By Philip Pullella
VATICAN CITY (Reuters) – Pope Francis, in a major speech on Europe, on Saturday urged the European Union to “recover the sense of being a single community” if it wants a future of prosperity and fairness for all.
Francis spoke at the end of a two-day conference at the Vatican called “Re-Thinking Europe”. Dozens of participants attended, including European Parliament President Antonio Tajani, the vice president of the European Commission, Frans Timmermans, and religious leaders.
While the pope did not specifically mention the situation in Catalonia, where the region’s leaders want to break away from Spain, or Britain’s decision to leave the EU, he spoke often of solidarity, teamwork and mutual sacrifice.
“A European Union that, in facing its crises, fails to recover a sense of being a single community that sustains and assists its members – and not just a collection of small interest groups – would miss out not only on one of the greatest challenges of its history, but also on one of the greatest opportunities for its own future,” he said.
“Particular and nationalist agendas risk thwarting the courageous dreams of the founders of Europe,” he said.
In his long speech, Francis appeared to warn against the dangers to Europe posed by populist anti-immigrant parties.
In elections in Germany in September, Alternative for Germany (AfD) secured almost 13 percent of the vote, making it the third largest party and the first far-right party to win seats in more than half a century.
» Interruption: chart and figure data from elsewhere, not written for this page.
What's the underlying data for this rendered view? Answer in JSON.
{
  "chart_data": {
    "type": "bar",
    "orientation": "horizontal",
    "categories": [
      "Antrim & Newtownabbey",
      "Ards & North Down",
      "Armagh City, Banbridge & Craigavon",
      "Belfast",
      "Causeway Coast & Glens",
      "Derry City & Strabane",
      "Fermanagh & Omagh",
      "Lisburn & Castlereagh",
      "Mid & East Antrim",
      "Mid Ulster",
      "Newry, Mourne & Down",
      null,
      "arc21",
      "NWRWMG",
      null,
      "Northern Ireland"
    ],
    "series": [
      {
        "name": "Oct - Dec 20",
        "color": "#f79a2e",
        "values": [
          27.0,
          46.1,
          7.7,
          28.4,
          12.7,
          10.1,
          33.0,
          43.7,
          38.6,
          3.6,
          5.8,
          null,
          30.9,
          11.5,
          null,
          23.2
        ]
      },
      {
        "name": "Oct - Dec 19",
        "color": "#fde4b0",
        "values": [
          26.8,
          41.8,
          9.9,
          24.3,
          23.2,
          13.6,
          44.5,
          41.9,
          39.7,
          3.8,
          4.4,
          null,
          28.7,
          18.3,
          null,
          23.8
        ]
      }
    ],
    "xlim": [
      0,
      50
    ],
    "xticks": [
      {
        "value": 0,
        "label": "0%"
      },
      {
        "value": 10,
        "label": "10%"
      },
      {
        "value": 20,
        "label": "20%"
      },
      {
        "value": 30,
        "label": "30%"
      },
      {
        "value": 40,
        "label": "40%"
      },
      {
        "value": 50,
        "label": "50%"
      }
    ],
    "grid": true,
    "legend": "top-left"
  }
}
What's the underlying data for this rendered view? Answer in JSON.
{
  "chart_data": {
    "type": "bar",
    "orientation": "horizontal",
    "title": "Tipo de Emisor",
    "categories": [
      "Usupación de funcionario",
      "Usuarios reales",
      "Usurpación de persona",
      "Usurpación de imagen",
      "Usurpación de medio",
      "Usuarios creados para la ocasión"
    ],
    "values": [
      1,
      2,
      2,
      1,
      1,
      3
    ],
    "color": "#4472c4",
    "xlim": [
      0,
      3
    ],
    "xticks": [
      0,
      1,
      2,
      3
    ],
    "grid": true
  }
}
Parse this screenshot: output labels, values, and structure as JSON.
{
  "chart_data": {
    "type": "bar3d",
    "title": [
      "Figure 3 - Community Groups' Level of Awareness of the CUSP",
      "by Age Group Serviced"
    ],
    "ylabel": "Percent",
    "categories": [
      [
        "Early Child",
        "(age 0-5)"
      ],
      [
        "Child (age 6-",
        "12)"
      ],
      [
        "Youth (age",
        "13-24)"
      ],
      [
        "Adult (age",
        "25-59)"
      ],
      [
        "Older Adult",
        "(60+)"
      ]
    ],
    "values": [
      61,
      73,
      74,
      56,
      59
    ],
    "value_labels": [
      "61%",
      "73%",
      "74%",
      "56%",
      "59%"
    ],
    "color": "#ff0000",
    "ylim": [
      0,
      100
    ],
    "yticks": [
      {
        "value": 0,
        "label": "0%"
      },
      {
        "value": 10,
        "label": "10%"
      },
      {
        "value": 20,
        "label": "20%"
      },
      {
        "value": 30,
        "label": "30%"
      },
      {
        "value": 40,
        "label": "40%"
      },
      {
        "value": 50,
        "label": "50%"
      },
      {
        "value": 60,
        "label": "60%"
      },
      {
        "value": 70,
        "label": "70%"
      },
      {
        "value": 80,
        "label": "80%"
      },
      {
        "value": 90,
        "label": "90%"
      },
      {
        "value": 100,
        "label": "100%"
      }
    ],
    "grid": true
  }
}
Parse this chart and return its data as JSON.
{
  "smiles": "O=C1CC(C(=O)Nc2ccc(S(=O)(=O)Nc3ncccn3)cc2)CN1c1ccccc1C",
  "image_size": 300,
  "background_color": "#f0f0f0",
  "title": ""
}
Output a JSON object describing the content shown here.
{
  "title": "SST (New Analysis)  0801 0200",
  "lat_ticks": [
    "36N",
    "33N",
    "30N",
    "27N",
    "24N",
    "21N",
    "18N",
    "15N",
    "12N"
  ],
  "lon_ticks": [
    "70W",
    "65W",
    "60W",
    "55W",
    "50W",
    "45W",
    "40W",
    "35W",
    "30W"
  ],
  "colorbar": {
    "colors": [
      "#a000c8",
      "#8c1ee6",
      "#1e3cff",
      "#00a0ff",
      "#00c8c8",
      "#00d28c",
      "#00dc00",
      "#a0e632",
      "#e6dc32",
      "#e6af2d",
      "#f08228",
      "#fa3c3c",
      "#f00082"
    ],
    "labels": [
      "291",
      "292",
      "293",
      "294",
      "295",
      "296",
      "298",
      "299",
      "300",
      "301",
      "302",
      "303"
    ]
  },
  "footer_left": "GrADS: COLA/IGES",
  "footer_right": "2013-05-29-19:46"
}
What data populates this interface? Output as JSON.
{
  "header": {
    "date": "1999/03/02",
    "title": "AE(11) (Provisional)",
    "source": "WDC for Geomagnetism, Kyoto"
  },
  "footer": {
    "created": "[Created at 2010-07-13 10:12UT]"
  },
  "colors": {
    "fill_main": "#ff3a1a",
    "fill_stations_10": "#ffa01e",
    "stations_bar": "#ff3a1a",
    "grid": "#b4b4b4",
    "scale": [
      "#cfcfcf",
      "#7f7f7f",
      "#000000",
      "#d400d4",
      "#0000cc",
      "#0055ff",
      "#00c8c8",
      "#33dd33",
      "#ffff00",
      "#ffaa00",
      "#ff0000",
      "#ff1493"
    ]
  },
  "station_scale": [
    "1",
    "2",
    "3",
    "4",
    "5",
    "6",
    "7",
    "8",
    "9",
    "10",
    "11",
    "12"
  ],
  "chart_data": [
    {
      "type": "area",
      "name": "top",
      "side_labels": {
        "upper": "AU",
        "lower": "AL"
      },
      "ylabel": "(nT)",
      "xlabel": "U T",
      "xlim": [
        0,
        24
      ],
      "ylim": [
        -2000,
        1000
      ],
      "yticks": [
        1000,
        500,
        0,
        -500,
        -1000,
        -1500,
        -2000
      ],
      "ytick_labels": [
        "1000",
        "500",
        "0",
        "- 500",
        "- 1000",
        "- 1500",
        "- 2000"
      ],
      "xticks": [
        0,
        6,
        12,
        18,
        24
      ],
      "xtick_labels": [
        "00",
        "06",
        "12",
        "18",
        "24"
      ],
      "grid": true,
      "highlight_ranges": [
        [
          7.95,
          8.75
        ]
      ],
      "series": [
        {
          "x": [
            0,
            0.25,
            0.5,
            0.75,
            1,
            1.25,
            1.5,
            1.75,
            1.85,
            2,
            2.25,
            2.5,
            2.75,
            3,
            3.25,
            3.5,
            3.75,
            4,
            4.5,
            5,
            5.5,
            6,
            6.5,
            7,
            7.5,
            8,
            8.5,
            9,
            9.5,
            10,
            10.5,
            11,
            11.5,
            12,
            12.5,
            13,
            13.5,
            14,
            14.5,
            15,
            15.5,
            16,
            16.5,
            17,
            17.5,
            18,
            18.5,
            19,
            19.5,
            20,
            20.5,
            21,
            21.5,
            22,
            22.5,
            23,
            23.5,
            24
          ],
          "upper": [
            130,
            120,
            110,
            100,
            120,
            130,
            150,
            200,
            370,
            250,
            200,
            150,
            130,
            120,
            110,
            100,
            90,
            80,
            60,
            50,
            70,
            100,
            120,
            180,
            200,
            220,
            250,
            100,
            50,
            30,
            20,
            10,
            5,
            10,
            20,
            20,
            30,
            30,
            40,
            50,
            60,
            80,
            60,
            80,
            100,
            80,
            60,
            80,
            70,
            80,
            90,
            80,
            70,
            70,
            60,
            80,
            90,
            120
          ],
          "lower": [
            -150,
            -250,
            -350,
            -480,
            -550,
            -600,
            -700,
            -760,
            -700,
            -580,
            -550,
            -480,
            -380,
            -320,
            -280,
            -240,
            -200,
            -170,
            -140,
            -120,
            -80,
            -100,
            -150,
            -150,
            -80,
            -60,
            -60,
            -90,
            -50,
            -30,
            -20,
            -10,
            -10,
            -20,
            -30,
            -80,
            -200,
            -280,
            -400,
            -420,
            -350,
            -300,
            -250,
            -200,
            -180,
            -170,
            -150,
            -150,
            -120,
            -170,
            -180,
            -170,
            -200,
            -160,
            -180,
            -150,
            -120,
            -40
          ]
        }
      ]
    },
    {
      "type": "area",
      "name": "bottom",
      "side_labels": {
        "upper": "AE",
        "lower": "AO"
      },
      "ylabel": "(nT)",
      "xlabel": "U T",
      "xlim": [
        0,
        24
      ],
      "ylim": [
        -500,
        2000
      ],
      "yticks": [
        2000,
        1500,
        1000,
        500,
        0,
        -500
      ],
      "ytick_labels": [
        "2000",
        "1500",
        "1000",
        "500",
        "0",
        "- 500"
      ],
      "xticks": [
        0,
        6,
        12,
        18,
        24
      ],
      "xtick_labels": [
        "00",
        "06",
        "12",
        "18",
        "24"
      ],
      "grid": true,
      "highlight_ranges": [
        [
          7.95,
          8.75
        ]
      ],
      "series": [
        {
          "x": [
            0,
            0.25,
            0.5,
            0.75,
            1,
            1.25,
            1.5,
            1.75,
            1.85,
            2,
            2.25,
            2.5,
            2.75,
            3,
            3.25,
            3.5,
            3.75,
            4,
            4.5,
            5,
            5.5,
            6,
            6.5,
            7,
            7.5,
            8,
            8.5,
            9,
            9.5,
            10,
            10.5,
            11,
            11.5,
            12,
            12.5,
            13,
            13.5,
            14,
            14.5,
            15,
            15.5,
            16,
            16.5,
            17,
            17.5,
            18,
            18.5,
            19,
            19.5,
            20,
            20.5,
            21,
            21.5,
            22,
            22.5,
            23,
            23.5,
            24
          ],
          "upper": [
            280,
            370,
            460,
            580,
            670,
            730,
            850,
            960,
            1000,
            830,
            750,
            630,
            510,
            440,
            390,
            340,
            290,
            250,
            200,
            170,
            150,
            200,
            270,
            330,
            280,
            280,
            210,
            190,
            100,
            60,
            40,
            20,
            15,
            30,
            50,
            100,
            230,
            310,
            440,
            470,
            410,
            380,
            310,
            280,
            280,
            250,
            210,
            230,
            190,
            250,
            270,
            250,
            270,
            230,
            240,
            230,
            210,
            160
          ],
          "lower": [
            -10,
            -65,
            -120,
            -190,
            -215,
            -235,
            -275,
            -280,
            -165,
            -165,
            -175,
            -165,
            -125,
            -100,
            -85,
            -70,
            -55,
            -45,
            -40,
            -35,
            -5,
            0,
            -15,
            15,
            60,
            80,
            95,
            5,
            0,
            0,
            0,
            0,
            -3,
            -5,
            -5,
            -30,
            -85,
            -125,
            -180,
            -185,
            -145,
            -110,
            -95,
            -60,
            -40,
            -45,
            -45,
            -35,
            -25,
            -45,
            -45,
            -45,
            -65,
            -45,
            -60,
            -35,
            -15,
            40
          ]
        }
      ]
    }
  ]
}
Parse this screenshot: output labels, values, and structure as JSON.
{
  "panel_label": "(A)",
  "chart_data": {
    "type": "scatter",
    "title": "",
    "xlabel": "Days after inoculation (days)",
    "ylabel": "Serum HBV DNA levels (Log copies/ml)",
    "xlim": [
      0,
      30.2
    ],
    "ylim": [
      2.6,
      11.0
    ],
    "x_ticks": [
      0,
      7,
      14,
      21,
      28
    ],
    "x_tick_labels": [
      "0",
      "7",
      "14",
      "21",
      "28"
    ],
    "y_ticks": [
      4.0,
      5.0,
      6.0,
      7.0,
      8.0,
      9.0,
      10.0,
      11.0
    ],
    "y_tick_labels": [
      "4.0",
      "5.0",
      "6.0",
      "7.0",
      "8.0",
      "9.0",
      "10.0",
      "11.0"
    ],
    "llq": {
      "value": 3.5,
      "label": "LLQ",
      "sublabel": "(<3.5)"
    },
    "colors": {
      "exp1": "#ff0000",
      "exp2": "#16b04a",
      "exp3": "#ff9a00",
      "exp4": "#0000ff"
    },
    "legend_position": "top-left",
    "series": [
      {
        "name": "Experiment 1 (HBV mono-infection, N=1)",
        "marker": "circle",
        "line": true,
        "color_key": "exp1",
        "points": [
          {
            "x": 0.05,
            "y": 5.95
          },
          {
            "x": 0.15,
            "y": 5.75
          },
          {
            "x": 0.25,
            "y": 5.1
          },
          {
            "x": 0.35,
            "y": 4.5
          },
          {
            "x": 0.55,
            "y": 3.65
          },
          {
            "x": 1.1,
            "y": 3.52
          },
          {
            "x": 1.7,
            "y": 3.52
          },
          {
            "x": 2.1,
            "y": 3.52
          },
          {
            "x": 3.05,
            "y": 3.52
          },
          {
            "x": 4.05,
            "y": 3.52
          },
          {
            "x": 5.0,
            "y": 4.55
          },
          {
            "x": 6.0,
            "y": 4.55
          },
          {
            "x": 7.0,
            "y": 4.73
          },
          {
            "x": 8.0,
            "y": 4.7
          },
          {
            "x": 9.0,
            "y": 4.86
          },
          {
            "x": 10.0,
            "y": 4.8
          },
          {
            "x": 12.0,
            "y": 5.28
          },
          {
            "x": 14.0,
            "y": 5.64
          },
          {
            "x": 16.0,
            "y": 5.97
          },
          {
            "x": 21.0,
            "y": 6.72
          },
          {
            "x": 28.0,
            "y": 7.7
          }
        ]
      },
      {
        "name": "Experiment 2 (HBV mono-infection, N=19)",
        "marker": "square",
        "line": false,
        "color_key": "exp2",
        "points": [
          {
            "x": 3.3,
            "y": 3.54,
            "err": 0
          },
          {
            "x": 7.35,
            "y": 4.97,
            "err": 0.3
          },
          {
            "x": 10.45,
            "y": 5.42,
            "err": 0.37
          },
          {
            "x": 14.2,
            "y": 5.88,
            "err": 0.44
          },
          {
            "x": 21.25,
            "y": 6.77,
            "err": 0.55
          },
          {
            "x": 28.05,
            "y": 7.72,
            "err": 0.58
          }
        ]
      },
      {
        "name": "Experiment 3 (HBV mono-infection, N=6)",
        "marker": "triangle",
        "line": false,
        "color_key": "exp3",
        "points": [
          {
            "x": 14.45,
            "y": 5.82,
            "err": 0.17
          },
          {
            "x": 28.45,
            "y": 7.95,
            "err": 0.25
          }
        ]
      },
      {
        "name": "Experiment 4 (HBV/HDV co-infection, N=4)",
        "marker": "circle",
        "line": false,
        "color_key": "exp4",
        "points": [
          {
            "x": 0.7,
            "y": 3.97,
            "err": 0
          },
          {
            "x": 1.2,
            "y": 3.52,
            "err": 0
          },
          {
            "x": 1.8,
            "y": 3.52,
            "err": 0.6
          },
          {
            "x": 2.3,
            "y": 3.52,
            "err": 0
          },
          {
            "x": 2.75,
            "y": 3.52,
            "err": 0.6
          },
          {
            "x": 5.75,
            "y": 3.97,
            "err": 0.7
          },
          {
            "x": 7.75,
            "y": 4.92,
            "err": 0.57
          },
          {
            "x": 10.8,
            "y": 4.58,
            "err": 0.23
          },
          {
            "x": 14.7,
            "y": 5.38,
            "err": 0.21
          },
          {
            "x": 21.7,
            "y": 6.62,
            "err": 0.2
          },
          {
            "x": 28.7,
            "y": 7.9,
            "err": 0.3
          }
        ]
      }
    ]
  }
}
“Extremist and populist groups are finding fertile ground in many countries; they make protest the heart of their political message, without offering the alternative of a constructive political project,” Francis said, without naming any group.
History’s first Latin American pope said politics had often gone astray, saying “Sadly, all too often we see how politics is becoming instead a forum for clashes between opposing forces.”
In his address to the pope at the closing ceremony, Tajani, the European Parliament president, spoke of “risk of a return to intolerance and xenophobia”.
The pope called for immigrants to be welcomed to Europe as an enriching resource, rather than be seen as a threat.
But, in an apparent assertion that immigration had to be controlled, he said that while authorities should have an “open heart” they should be able to “provide for the full integration, on the social, economic and political level” of newcomers.